SAM 3D Body is a promptable model for single-image full-body 3D human mesh recovery. It estimates pose and shape from one image, supports prompts like keypoints or masks, and outputs a structured human mesh representation that is animation-friendly.
This post documents a quick experiment: running SAM 3D Body frame-by-frame on a video to extract a mesh and joints, then thinking through what that enables for motion capture and video-to-mocap pipelines in Unreal Engine.
Test clip: mesh + joints from video
The video below is a test of me extracting joints and a mesh from a video instead of a single image. Each frame is processed independently, then stitched into a short sequence for visualization.
What changes when you go from image to video
SAM 3D Body is trained for single-image reconstruction, so video inference is essentially a per-frame pipeline. The interesting part is the extra structure video gives you:
- Temporal consistency: even a simple smoothing pass can reduce frame-to-frame jitter.
- Occlusion recovery: a limb hidden in one frame often appears in neighboring frames.
- Motion cues: small motions help resolve ambiguous poses that are hard from one frame alone.
That does not make it a native video model, but it does make the output more usable for animation and tracking.

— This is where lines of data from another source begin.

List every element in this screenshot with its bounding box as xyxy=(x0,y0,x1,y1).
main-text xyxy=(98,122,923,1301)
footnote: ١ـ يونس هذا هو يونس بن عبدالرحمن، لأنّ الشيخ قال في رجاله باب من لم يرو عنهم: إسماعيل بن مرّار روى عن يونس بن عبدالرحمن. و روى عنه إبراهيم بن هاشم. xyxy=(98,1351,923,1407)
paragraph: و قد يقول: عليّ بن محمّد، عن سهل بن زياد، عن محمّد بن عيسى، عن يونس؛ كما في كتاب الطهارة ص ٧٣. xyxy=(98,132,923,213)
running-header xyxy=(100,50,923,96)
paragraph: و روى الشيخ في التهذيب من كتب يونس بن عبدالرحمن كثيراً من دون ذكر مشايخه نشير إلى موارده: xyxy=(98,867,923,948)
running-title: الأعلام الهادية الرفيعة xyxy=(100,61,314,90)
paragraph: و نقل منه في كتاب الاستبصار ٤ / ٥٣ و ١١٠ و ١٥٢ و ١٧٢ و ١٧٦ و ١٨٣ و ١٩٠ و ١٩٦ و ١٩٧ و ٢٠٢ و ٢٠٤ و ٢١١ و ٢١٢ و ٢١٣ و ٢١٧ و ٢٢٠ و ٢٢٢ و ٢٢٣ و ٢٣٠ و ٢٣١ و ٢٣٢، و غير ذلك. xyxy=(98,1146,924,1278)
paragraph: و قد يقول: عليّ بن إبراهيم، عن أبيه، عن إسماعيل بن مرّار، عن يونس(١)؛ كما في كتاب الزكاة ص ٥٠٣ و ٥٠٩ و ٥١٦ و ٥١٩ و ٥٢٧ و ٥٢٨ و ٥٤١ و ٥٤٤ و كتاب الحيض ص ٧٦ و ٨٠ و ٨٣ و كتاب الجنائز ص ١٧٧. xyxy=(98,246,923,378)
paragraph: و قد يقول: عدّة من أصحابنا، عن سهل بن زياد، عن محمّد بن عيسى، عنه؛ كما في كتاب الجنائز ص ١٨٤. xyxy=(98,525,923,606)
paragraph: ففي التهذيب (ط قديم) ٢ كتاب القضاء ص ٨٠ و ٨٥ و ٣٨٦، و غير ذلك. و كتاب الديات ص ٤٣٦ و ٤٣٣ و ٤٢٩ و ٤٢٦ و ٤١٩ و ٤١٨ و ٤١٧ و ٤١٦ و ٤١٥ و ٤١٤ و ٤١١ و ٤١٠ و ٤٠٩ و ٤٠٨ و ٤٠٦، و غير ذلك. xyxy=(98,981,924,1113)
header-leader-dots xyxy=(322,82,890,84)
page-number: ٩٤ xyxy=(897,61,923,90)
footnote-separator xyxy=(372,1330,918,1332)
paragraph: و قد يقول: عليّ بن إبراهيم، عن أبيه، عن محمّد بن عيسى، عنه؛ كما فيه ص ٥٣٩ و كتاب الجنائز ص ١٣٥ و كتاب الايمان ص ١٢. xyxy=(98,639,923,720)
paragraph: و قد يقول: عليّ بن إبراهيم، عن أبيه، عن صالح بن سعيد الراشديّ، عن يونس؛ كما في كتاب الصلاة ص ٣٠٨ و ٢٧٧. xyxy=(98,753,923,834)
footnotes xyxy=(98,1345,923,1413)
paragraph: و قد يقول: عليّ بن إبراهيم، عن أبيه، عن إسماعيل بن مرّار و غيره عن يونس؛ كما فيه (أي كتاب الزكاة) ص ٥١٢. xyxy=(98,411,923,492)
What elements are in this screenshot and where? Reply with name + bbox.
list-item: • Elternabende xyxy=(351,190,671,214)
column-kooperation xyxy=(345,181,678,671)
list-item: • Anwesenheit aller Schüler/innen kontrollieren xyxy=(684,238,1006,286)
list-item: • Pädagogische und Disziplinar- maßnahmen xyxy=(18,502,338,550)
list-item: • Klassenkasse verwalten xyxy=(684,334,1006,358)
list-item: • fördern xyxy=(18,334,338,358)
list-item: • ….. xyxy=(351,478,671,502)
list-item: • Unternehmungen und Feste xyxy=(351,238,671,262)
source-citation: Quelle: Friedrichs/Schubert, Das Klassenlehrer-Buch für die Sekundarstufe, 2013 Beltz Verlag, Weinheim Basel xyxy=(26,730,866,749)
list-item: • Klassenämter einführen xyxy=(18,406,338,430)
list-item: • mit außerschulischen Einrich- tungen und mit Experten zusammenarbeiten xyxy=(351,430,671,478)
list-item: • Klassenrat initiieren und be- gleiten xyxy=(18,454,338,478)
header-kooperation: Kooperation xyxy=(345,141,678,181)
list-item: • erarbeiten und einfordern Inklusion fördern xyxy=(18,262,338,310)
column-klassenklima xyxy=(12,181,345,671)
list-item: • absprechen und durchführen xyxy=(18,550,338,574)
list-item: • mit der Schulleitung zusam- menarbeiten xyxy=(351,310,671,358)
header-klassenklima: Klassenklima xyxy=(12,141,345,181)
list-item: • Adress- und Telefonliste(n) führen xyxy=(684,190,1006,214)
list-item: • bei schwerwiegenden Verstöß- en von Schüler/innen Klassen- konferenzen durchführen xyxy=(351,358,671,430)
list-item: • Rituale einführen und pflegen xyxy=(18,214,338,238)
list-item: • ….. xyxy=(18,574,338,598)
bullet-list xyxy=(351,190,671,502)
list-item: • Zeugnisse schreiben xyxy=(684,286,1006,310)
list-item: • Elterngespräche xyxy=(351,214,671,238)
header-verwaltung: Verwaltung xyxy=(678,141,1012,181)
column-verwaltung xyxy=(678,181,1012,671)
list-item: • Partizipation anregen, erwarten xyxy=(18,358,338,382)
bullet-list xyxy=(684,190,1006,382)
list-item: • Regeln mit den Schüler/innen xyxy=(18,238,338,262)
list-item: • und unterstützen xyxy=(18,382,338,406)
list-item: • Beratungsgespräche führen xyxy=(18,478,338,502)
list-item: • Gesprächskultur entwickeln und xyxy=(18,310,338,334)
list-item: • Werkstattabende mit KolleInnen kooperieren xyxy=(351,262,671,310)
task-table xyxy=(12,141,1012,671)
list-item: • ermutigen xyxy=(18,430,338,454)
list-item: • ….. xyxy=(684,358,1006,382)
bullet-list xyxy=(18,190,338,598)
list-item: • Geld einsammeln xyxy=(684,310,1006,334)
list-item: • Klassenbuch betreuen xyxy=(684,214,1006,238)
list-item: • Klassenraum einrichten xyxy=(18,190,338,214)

Implications for motion capture + Unreal Engine motion matching
If you can recover a clean joint hierarchy and mesh per frame, the next steps are familiar:
- Stabilize the track -- apply temporal smoothing and fix joint flips.
- Retarget -- map the recovered joints to an Unreal Engine-compatible skeleton.
- Curate clips -- segment the sequence into motion-matching-ready clips.
- Blend and iterate -- feed it into Motion Matching, then tune blend spaces and cost weights.
The big implication: lightweight video-to-mocap workflows become possible without a full marker-based capture setup. You can prototype moves, test blocking, or generate animation references directly from a phone video.
What I'm taking away
- Single-image models become far more practical when you add temporal context.
- The mesh output is useful even when you primarily need joints; it gives you pose sanity checks.
- The Unreal Engine pipeline is viable as soon as the joint stream is stable.
Next experiments
- Introduce temporal priors to reduce jitter without over-smoothing.
- Compare a per-frame pipeline vs. a windowed optimization approach.
- Test retargeting quality on fast turns and foot contacts.